E foise a lanchiña da pedra bogando moi de vagar,
i atrás quedaron ribeiras ás que o mar bicando está...


Mas en tierra las cosas son muy distintas. Atanasio y Teodoro piden permiso a las autoridades locales para enterrar los despojos del Apóstol, y aunque éstas (la reina Lupa, el gobernador Filotro...) parecen colaborar en un principio, luego, quizá entre curiosos y temerosos por conocer el poder mágico de aquellos restos venidos de Oriente, ponen mil dificultades antes de que el cadáver pueda ser depositado en el viejo cementerio romano-judío de lo que hoy es Compostela.

Fue así cómo el cuerpo del futuro patrón de España llegó a Galicia. Pero pasaron los años, y la memoria documental se perdió, y la otra..., la otra es demasiado frágil. Sólo quedaron leyendas, viejas leyendas, que en las noches de invierno los más ancianos contaban a quienes no lo eran tanto:


...i esto non é disque nin seica
nin conto co diaño traia,
questo díxomo meu pai
que llo contou sua nai
en noite de inverno larga...


Y esa forma de ir contando las leyendas de boca en boca, o de boca en oído, en los largos seráns invernales, nos la describe Federico García Lorca, gallego de sentimientos, con suaves y poéticas palabras:


Una vieja que vive muy pobre
mientras hace la ruda calceta
va contando con ritmos tardíos
la visión que ella tuvo en sus tiempos...

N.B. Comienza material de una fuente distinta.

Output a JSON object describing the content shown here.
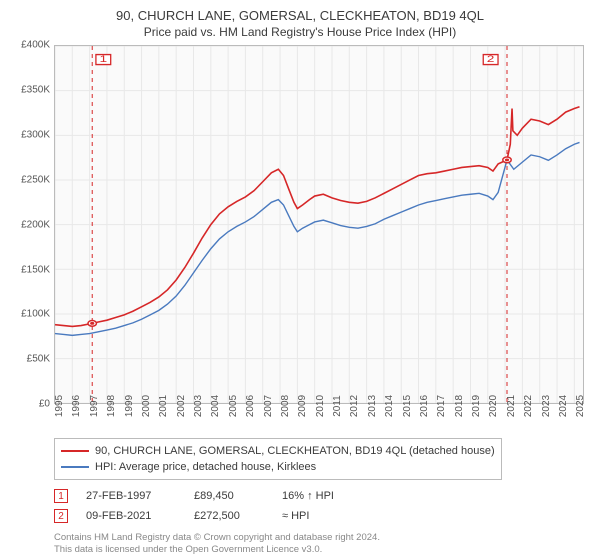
{
  "titles": {
    "address": "90, CHURCH LANE, GOMERSAL, CLECKHEATON, BD19 4QL",
    "subtitle": "Price paid vs. HM Land Registry's House Price Index (HPI)"
  },
  "chart": {
    "type": "line",
    "background_color": "#fafafa",
    "grid_color": "#e8e8e8",
    "axis_color": "#bbbbbb",
    "xlim": [
      1995,
      2025.5
    ],
    "ylim": [
      0,
      400000
    ],
    "ytick_step": 50000,
    "yticks": [
      {
        "v": 0,
        "label": "£0"
      },
      {
        "v": 50000,
        "label": "£50K"
      },
      {
        "v": 100000,
        "label": "£100K"
      },
      {
        "v": 150000,
        "label": "£150K"
      },
      {
        "v": 200000,
        "label": "£200K"
      },
      {
        "v": 250000,
        "label": "£250K"
      },
      {
        "v": 300000,
        "label": "£300K"
      },
      {
        "v": 350000,
        "label": "£350K"
      },
      {
        "v": 400000,
        "label": "£400K"
      }
    ],
    "xticks": [
      1995,
      1996,
      1997,
      1998,
      1999,
      2000,
      2001,
      2002,
      2003,
      2004,
      2005,
      2006,
      2007,
      2008,
      2009,
      2010,
      2011,
      2012,
      2013,
      2014,
      2015,
      2016,
      2017,
      2018,
      2019,
      2020,
      2021,
      2022,
      2023,
      2024,
      2025
    ],
    "series": [
      {
        "id": "property",
        "label": "90, CHURCH LANE, GOMERSAL, CLECKHEATON, BD19 4QL (detached house)",
        "color": "#d62728",
        "line_width": 1.6,
        "data": [
          [
            1995.0,
            88000
          ],
          [
            1995.5,
            87000
          ],
          [
            1996.0,
            86000
          ],
          [
            1996.5,
            87000
          ],
          [
            1997.15,
            89450
          ],
          [
            1997.5,
            91000
          ],
          [
            1998.0,
            93000
          ],
          [
            1998.5,
            96000
          ],
          [
            1999.0,
            99000
          ],
          [
            1999.5,
            103000
          ],
          [
            2000.0,
            108000
          ],
          [
            2000.5,
            113000
          ],
          [
            2001.0,
            119000
          ],
          [
            2001.5,
            127000
          ],
          [
            2002.0,
            138000
          ],
          [
            2002.5,
            152000
          ],
          [
            2003.0,
            168000
          ],
          [
            2003.5,
            185000
          ],
          [
            2004.0,
            200000
          ],
          [
            2004.5,
            212000
          ],
          [
            2005.0,
            220000
          ],
          [
            2005.5,
            226000
          ],
          [
            2006.0,
            231000
          ],
          [
            2006.5,
            238000
          ],
          [
            2007.0,
            248000
          ],
          [
            2007.5,
            258000
          ],
          [
            2007.9,
            262000
          ],
          [
            2008.2,
            255000
          ],
          [
            2008.5,
            240000
          ],
          [
            2008.8,
            225000
          ],
          [
            2009.0,
            218000
          ],
          [
            2009.3,
            222000
          ],
          [
            2009.7,
            228000
          ],
          [
            2010.0,
            232000
          ],
          [
            2010.5,
            234000
          ],
          [
            2011.0,
            230000
          ],
          [
            2011.5,
            227000
          ],
          [
            2012.0,
            225000
          ],
          [
            2012.5,
            224000
          ],
          [
            2013.0,
            226000
          ],
          [
            2013.5,
            230000
          ],
          [
            2014.0,
            235000
          ],
          [
            2014.5,
            240000
          ],
          [
            2015.0,
            245000
          ],
          [
            2015.5,
            250000
          ],
          [
            2016.0,
            255000
          ],
          [
            2016.5,
            257000
          ],
          [
            2017.0,
            258000
          ],
          [
            2017.5,
            260000
          ],
          [
            2018.0,
            262000
          ],
          [
            2018.5,
            264000
          ],
          [
            2019.0,
            265000
          ],
          [
            2019.5,
            266000
          ],
          [
            2020.0,
            264000
          ],
          [
            2020.3,
            260000
          ],
          [
            2020.6,
            268000
          ],
          [
            2021.11,
            272500
          ],
          [
            2021.3,
            290000
          ],
          [
            2021.4,
            330000
          ],
          [
            2021.45,
            305000
          ],
          [
            2021.7,
            300000
          ],
          [
            2022.0,
            308000
          ],
          [
            2022.5,
            318000
          ],
          [
            2023.0,
            316000
          ],
          [
            2023.5,
            312000
          ],
          [
            2024.0,
            318000
          ],
          [
            2024.5,
            326000
          ],
          [
            2025.0,
            330000
          ],
          [
            2025.3,
            332000
          ]
        ]
      },
      {
        "id": "hpi",
        "label": "HPI: Average price, detached house, Kirklees",
        "color": "#4a7abf",
        "line_width": 1.4,
        "data": [
          [
            1995.0,
            78000
          ],
          [
            1995.5,
            77000
          ],
          [
            1996.0,
            76000
          ],
          [
            1996.5,
            77000
          ],
          [
            1997.0,
            78000
          ],
          [
            1997.5,
            80000
          ],
          [
            1998.0,
            82000
          ],
          [
            1998.5,
            84000
          ],
          [
            1999.0,
            87000
          ],
          [
            1999.5,
            90000
          ],
          [
            2000.0,
            94000
          ],
          [
            2000.5,
            99000
          ],
          [
            2001.0,
            104000
          ],
          [
            2001.5,
            111000
          ],
          [
            2002.0,
            120000
          ],
          [
            2002.5,
            132000
          ],
          [
            2003.0,
            146000
          ],
          [
            2003.5,
            160000
          ],
          [
            2004.0,
            173000
          ],
          [
            2004.5,
            184000
          ],
          [
            2005.0,
            192000
          ],
          [
            2005.5,
            198000
          ],
          [
            2006.0,
            203000
          ],
          [
            2006.5,
            209000
          ],
          [
            2007.0,
            217000
          ],
          [
            2007.5,
            225000
          ],
          [
            2007.9,
            228000
          ],
          [
            2008.2,
            222000
          ],
          [
            2008.5,
            210000
          ],
          [
            2008.8,
            198000
          ],
          [
            2009.0,
            192000
          ],
          [
            2009.3,
            196000
          ],
          [
            2009.7,
            200000
          ],
          [
            2010.0,
            203000
          ],
          [
            2010.5,
            205000
          ],
          [
            2011.0,
            202000
          ],
          [
            2011.5,
            199000
          ],
          [
            2012.0,
            197000
          ],
          [
            2012.5,
            196000
          ],
          [
            2013.0,
            198000
          ],
          [
            2013.5,
            201000
          ],
          [
            2014.0,
            206000
          ],
          [
            2014.5,
            210000
          ],
          [
            2015.0,
            214000
          ],
          [
            2015.5,
            218000
          ],
          [
            2016.0,
            222000
          ],
          [
            2016.5,
            225000
          ],
          [
            2017.0,
            227000
          ],
          [
            2017.5,
            229000
          ],
          [
            2018.0,
            231000
          ],
          [
            2018.5,
            233000
          ],
          [
            2019.0,
            234000
          ],
          [
            2019.5,
            235000
          ],
          [
            2020.0,
            232000
          ],
          [
            2020.3,
            228000
          ],
          [
            2020.6,
            236000
          ],
          [
            2021.11,
            272500
          ],
          [
            2021.5,
            262000
          ],
          [
            2022.0,
            270000
          ],
          [
            2022.5,
            278000
          ],
          [
            2023.0,
            276000
          ],
          [
            2023.5,
            272000
          ],
          [
            2024.0,
            278000
          ],
          [
            2024.5,
            285000
          ],
          [
            2025.0,
            290000
          ],
          [
            2025.3,
            292000
          ]
        ]
      }
    ],
    "event_markers": [
      {
        "n": "1",
        "x": 1997.15,
        "y": 89450,
        "color": "#d62728",
        "line_dash": "4 4"
      },
      {
        "n": "2",
        "x": 2021.11,
        "y": 272500,
        "color": "#d62728",
        "line_dash": "4 4"
      }
    ]
  },
  "legend": {
    "rows": [
      {
        "color": "#d62728",
        "text": "90, CHURCH LANE, GOMERSAL, CLECKHEATON, BD19 4QL (detached house)"
      },
      {
        "color": "#4a7abf",
        "text": "HPI: Average price, detached house, Kirklees"
      }
    ]
  },
  "events_table": {
    "rows": [
      {
        "n": "1",
        "date": "27-FEB-1997",
        "price": "£89,450",
        "delta": "16% ↑ HPI",
        "color": "#d62728"
      },
      {
        "n": "2",
        "date": "09-FEB-2021",
        "price": "£272,500",
        "delta": "≈ HPI",
        "color": "#d62728"
      }
    ]
  },
  "footer": {
    "line1": "Contains HM Land Registry data © Crown copyright and database right 2024.",
    "line2": "This data is licensed under the Open Government Licence v3.0."
  },
  "font": {
    "title_size": 13,
    "subtitle_size": 12,
    "axis_label_size": 10,
    "legend_size": 11,
    "footer_size": 9.5
  }
}
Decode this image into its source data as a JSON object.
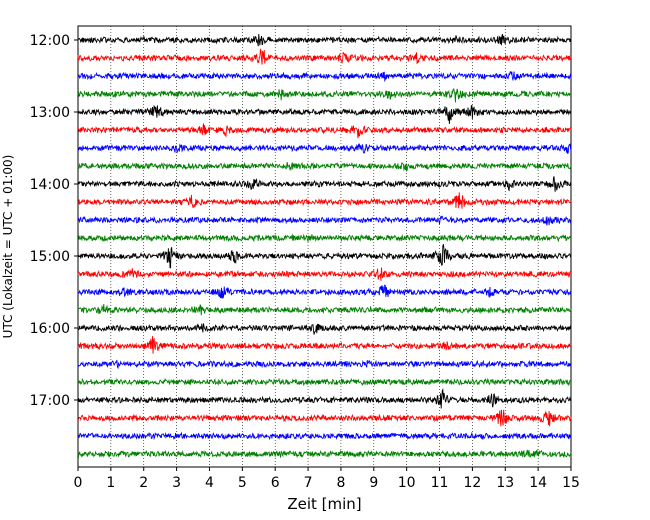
{
  "chart_data": {
    "type": "line",
    "title": "",
    "xlabel": "Zeit  [min]",
    "ylabel": "UTC (Lokalzeit = UTC + 01:00)",
    "xlim": [
      0,
      15
    ],
    "x_ticks": [
      "0",
      "1",
      "2",
      "3",
      "4",
      "5",
      "6",
      "7",
      "8",
      "9",
      "10",
      "11",
      "12",
      "13",
      "14",
      "15"
    ],
    "y_ticks": [
      "12:00",
      "13:00",
      "14:00",
      "15:00",
      "16:00",
      "17:00"
    ],
    "grid": "vertical dotted",
    "trace_colors": [
      "#000000",
      "#ff0000",
      "#0000ff",
      "#008000"
    ],
    "series": [
      {
        "start": "12:00",
        "color": "#000000",
        "events": [
          {
            "t": 5.5,
            "a": 1.0
          },
          {
            "t": 11.5,
            "a": 0.6
          },
          {
            "t": 12.9,
            "a": 0.8
          }
        ]
      },
      {
        "start": "12:15",
        "color": "#ff0000",
        "events": [
          {
            "t": 5.6,
            "a": 2.2
          },
          {
            "t": 8.1,
            "a": 0.7
          },
          {
            "t": 10.3,
            "a": 0.6
          }
        ]
      },
      {
        "start": "12:30",
        "color": "#0000ff",
        "events": [
          {
            "t": 13.2,
            "a": 0.7
          },
          {
            "t": 9.3,
            "a": 0.5
          }
        ]
      },
      {
        "start": "12:45",
        "color": "#008000",
        "events": [
          {
            "t": 6.2,
            "a": 1.1
          },
          {
            "t": 9.5,
            "a": 0.8
          },
          {
            "t": 11.5,
            "a": 1.3
          }
        ]
      },
      {
        "start": "13:00",
        "color": "#000000",
        "events": [
          {
            "t": 2.4,
            "a": 1.6
          },
          {
            "t": 11.3,
            "a": 2.2
          },
          {
            "t": 12.0,
            "a": 1.8
          }
        ]
      },
      {
        "start": "13:15",
        "color": "#ff0000",
        "events": [
          {
            "t": 3.8,
            "a": 1.0
          },
          {
            "t": 4.5,
            "a": 0.8
          },
          {
            "t": 8.5,
            "a": 1.5
          }
        ]
      },
      {
        "start": "13:30",
        "color": "#0000ff",
        "events": [
          {
            "t": 3.0,
            "a": 0.6
          },
          {
            "t": 8.7,
            "a": 0.6
          },
          {
            "t": 14.9,
            "a": 0.7
          }
        ]
      },
      {
        "start": "13:45",
        "color": "#008000",
        "events": [
          {
            "t": 6.5,
            "a": 0.7
          },
          {
            "t": 10.0,
            "a": 0.5
          }
        ]
      },
      {
        "start": "14:00",
        "color": "#000000",
        "events": [
          {
            "t": 5.3,
            "a": 1.1
          },
          {
            "t": 13.1,
            "a": 0.8
          },
          {
            "t": 14.5,
            "a": 1.4
          }
        ]
      },
      {
        "start": "14:15",
        "color": "#ff0000",
        "events": [
          {
            "t": 3.4,
            "a": 1.7
          },
          {
            "t": 11.6,
            "a": 2.0
          }
        ]
      },
      {
        "start": "14:30",
        "color": "#0000ff",
        "events": [
          {
            "t": 14.3,
            "a": 0.7
          },
          {
            "t": 11.0,
            "a": 0.4
          }
        ]
      },
      {
        "start": "14:45",
        "color": "#008000",
        "events": [
          {
            "t": 7.0,
            "a": 0.4
          }
        ]
      },
      {
        "start": "15:00",
        "color": "#000000",
        "events": [
          {
            "t": 2.8,
            "a": 2.2
          },
          {
            "t": 4.8,
            "a": 1.5
          },
          {
            "t": 11.1,
            "a": 2.5
          }
        ]
      },
      {
        "start": "15:15",
        "color": "#ff0000",
        "events": [
          {
            "t": 1.6,
            "a": 1.0
          },
          {
            "t": 9.2,
            "a": 1.2
          }
        ]
      },
      {
        "start": "15:30",
        "color": "#0000ff",
        "events": [
          {
            "t": 4.4,
            "a": 1.5
          },
          {
            "t": 9.3,
            "a": 1.5
          },
          {
            "t": 1.4,
            "a": 0.8
          },
          {
            "t": 12.5,
            "a": 0.7
          }
        ]
      },
      {
        "start": "15:45",
        "color": "#008000",
        "events": [
          {
            "t": 0.8,
            "a": 1.2
          },
          {
            "t": 3.7,
            "a": 0.8
          }
        ]
      },
      {
        "start": "16:00",
        "color": "#000000",
        "events": [
          {
            "t": 7.2,
            "a": 0.9
          },
          {
            "t": 3.8,
            "a": 0.5
          }
        ]
      },
      {
        "start": "16:15",
        "color": "#ff0000",
        "events": [
          {
            "t": 2.3,
            "a": 2.0
          },
          {
            "t": 11.2,
            "a": 0.6
          }
        ]
      },
      {
        "start": "16:30",
        "color": "#0000ff",
        "events": [
          {
            "t": 1.2,
            "a": 0.5
          },
          {
            "t": 8.8,
            "a": 0.3
          }
        ]
      },
      {
        "start": "16:45",
        "color": "#008000",
        "events": []
      },
      {
        "start": "17:00",
        "color": "#000000",
        "events": [
          {
            "t": 11.1,
            "a": 1.8
          },
          {
            "t": 12.6,
            "a": 1.3
          }
        ]
      },
      {
        "start": "17:15",
        "color": "#ff0000",
        "events": [
          {
            "t": 12.9,
            "a": 2.0
          },
          {
            "t": 14.3,
            "a": 2.2
          }
        ]
      },
      {
        "start": "17:30",
        "color": "#0000ff",
        "events": []
      },
      {
        "start": "17:45",
        "color": "#008000",
        "events": [
          {
            "t": 13.6,
            "a": 0.6
          },
          {
            "t": 14.0,
            "a": 0.5
          }
        ]
      }
    ]
  }
}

La fe, que se había enraizado en el corazón de las Españas durante tantos años, estaba ahora amenazada. El moro, primo en realidad, sino hermano, en cuanto a creencias, pero reconocido como enemigo acérrimo por todos, dominaba la mayor parte de la vieja Hispania. Y es entonces cuando aparece oportuno el eremita Pelaio con sus luminosas visiones de fuegos y de estrellas. Creyóle Teodomiro, obispo de Iria Flavia, y entre los dos, tras larga preparación penitencial, descubrieron el pequeño edículo bajo el que reposaban los restos humanos de quien sería nobrado el Patrón de España.